43

Say I have a class, something like the following;

class MyClass
{
public:
  MyClass();
  int a,b,c;
  double x,y,z;
};

#define  PageSize 1000000

MyClass Array1[PageSize],Array2[PageSize];

If my class has not pointers or virtual methods, is it safe to use the following?

memcpy(Array1,Array2,PageSize*sizeof(MyClass));

The reason I ask, is that I'm dealing with very large collections of paged data, as decribed here, where performance is critical, and memcpy offers significant performance advantages over iterative assignment. I suspect it should be ok, as the 'this' pointer is an implicit parameter rather than anything stored, but are there any other hidden nasties I should be aware of?

Edit:

As per sharptooths comments, the data does not include any handles or similar reference information.

As per Paul R's comment, I've profiled the code, and avoiding the copy constructor is about 4.5 times faster in this case. Part of the reason here is that my templated array class is somewhat more complex than the simplistic example given, and calls a placement 'new' when allocating memory for types that don't allow shallow copying. This effectively means that the default constructor is called as well as the copy constructor.

Second edit

It is perhaps worth pointing out that I fully accept that use of memcpy in this way is bad practice and should be avoided in general cases. The specific case in which it is being used is as part of a high performance templated array class, which includes a parameter 'AllowShallowCopying', which will invoke memcpy rather than a copy constructor. This has big performance implications for operations such as removing an element near the start of an array, and paging data in and out of secondary storage. The better theoretical solution would be to convert the class to a simple structure, but given this involves a lot of refactoring of a large code base, avoiding it is not something I'm keen to do.

Community
  • 1
  • 1
SmacL
  • 22,555
  • 12
  • 95
  • 149
  • 2
    You should be careful with interpretation of the data type being bitwise copyable. It's not only about whther it is a pointer or an integer, it's also about ownership semantics. For example, Win32 API handles are often not pointers, still bitwise copying them is usually wrong. – sharptooth Jun 11 '10 at 08:44
  • 1
    Do you actually have evidence that normal copying (iteration and copy constructor) is incurring any kind of performance penalty, or is this just a hunch ? I would urge you to *profile* this if you haven't already, as even the most naïve copy implementation should be able to max out the available DRAM bandwidth in your system. – Paul R Jun 11 '10 at 08:45
  • @sharptooth, very good point. In this case there are no handles or other references to anything dynamic, it is basically 3d coordinate data with attributes. – SmacL Jun 11 '10 at 08:50
  • @Paul R, yes I've profiled, and avoiding the copy constructor is about 4.5 times faster in this case. Part of the reason here is that my templated array class is somewhat more complex than the simplistic example given, and calls a placement 'new' when allocating memory for types that don't allow shallow copying. – SmacL Jun 11 '10 at 08:58
  • See also: http://stackoverflow.com/questions/1522789 – johnsyweb Jun 11 '10 at 09:09
  • 1
    For the simple example of the OP, my profiling showed that memcpy is only ~2 times faster (on GCC 4.4). – smerlin Jun 11 '10 at 09:25
  • 7
    _only_ 2X is still pretty significant if this is a performance-critical area. – Mr.
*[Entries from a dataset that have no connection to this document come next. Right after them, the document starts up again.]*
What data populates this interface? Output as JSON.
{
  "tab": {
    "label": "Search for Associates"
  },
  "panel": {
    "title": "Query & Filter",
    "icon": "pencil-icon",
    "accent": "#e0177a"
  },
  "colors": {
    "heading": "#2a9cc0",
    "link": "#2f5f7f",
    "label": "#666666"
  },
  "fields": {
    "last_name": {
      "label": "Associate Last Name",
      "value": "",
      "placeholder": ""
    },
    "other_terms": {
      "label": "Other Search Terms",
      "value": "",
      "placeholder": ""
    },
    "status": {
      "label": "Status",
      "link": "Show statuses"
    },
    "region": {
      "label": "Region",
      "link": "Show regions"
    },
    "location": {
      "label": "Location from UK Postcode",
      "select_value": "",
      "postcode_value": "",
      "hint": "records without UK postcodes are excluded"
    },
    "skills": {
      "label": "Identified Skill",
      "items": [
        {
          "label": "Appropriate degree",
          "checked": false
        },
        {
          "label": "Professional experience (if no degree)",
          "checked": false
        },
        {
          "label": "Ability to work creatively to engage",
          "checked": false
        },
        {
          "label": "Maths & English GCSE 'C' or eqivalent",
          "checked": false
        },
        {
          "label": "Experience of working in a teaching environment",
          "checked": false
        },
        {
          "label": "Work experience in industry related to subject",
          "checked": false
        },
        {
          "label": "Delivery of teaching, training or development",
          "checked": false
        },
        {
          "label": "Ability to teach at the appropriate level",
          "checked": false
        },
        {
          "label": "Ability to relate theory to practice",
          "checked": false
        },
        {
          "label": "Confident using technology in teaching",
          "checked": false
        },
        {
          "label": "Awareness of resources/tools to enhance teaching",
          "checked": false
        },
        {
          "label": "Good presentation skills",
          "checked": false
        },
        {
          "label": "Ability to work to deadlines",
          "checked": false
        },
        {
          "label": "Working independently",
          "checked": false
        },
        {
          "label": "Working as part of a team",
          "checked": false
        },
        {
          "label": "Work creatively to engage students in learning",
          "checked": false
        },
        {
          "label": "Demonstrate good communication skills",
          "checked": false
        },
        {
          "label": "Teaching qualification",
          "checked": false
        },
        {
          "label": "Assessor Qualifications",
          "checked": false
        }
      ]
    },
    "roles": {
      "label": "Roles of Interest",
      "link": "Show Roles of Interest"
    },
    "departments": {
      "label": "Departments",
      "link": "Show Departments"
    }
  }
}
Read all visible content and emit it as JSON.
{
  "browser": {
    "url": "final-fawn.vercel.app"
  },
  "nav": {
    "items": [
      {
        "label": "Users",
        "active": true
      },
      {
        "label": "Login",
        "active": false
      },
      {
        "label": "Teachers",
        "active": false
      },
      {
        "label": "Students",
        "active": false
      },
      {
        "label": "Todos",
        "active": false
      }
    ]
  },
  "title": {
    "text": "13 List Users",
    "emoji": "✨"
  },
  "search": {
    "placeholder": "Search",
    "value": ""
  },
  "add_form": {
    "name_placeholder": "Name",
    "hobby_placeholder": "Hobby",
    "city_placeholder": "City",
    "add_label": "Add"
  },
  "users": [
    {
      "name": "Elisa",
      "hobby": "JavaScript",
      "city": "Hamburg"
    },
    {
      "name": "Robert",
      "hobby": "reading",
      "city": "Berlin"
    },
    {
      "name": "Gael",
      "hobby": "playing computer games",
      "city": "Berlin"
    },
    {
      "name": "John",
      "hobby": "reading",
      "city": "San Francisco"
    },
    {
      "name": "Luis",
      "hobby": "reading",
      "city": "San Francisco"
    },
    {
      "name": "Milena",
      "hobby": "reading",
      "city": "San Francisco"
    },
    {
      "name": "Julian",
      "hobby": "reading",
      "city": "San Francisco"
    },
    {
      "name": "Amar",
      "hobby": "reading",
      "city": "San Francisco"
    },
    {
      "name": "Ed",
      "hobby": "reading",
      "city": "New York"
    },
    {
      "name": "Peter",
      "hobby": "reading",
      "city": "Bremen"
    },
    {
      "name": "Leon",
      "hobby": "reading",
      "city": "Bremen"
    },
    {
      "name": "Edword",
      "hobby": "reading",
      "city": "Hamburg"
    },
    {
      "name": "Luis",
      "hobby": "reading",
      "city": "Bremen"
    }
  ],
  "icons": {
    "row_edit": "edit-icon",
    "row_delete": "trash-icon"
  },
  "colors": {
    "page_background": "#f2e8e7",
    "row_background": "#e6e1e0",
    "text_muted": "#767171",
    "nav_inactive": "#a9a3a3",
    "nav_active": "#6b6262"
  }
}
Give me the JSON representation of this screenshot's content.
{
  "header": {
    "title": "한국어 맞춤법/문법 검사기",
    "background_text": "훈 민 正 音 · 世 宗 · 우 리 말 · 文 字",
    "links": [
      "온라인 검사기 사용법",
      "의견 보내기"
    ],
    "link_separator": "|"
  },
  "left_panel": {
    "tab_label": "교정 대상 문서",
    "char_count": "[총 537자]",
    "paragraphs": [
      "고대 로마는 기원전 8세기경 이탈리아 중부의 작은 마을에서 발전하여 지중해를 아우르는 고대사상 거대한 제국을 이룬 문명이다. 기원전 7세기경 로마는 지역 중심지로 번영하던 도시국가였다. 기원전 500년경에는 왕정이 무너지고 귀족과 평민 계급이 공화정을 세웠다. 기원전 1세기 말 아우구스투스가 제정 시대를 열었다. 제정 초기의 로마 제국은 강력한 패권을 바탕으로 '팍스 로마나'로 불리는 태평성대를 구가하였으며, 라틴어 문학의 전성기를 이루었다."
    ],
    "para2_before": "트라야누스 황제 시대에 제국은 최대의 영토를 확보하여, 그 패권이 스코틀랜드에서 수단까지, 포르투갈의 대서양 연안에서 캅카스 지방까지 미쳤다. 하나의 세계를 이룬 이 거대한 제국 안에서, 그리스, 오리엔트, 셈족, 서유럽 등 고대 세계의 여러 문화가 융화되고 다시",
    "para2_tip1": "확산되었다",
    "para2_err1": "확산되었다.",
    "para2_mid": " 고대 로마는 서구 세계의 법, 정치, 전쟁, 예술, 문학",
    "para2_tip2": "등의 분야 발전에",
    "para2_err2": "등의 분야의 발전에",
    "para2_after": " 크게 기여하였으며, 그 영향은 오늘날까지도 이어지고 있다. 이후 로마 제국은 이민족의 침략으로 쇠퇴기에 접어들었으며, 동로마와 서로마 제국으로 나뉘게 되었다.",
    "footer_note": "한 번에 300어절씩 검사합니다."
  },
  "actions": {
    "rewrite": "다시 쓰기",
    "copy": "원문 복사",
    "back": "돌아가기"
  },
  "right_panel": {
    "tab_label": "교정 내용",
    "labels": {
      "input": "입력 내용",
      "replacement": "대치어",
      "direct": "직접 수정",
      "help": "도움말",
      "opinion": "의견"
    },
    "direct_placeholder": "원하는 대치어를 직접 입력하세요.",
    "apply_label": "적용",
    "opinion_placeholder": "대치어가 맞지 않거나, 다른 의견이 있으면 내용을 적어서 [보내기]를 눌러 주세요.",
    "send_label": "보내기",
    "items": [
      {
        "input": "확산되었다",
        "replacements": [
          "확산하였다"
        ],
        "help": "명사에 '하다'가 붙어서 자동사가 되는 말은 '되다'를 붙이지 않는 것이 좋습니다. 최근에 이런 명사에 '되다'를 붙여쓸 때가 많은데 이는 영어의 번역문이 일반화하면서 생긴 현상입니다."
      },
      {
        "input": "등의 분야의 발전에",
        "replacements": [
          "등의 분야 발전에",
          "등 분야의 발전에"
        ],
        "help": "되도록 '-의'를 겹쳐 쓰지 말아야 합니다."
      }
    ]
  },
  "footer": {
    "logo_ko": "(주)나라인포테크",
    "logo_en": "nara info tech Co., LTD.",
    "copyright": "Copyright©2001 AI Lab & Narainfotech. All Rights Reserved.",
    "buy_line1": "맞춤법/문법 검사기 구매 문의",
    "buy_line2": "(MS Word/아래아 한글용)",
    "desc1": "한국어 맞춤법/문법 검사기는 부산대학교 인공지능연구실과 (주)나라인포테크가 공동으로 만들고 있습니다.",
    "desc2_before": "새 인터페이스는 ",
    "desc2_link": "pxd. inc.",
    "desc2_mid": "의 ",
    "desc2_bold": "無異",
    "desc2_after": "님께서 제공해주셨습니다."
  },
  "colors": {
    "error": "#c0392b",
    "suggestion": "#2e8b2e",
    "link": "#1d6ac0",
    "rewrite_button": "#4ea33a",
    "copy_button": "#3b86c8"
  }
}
Boy Jun 11 '10 at 10:40
  • @smerlin, interesting result. I'm on visual studio 2008, but as mentioned my case is more complex than the simple example given, with placement new and explicit delete coming into play if the array class thinks it's dealing with objects. Even 2x slower would be cause for concern for very large spatial data sets. – SmacL Jun 11 '10 at 10:40
  • Surely, if you're looking for absolute performance, then using templates is going to cause issues - you're trying to specialise template types to get performance. In which case, forget the templates and just optimise the data storage for each specific case. You'll probably get better results as you can deviate more for each specific type. It's hard to optimise without seeing the bigger picture. – Skizz Jun 11 '10 at 14:02
  • I would recommend changing the data structure to avoid this much copying, however it seems it's not a popular idea. – Matthieu M. Jun 11 '10 at 14:22
  • did some more testing, implementing a canonical copy assignment operator, memcpy was only 40% faster.. check the code here: http://codepad.org/TUpPGOLy with user-defined copy-assignment: http://codepad.org/KgVihmsu – smerlin Jun 11 '10 at 14:49
  • @smerlin - Could you change your array size from 1,000 to 1,000,000 an cut your runs from 90,000 to 90. I suspect the affect of the optimization is being lost in ratio of the number of runs to array size, but it is just a suspicion. – SmacL Jun 11 '10 at 15:15
  • did some more testing2: the more data members you have, the slower a user-defined copy assigment will perform. my tests indicated that the implicit defined copy assignment op uses memcpy internally, since it yielded exactly the same timings as a `MyClass& operator=(const MyClass& t){memcpy(this,&t,sizeof(*this));}` – smerlin Jun 11 '10 at 15:21
  • @smerlin, many thanks for the work you've put into this. Much appreciated! – SmacL Jun 11 '10 at 15:45

11 Answers11

19

According to the Standard, if no copy constructor is provided by the programmer for a class, the compiler will synthesize a constructor which exhibits default memberwise initialization. (12.8.8) However, in 12.8.1, the Standard also says,

A class object can be copied in two ways, by initialization (12.1, 8.5), including for function argument passing (5.2.2) and for function value return (6.6.3), and by assignment (5.17). Conceptually, these two operations are implemented by a copy constructor (12.1) and copy assignment operator (13.5.3).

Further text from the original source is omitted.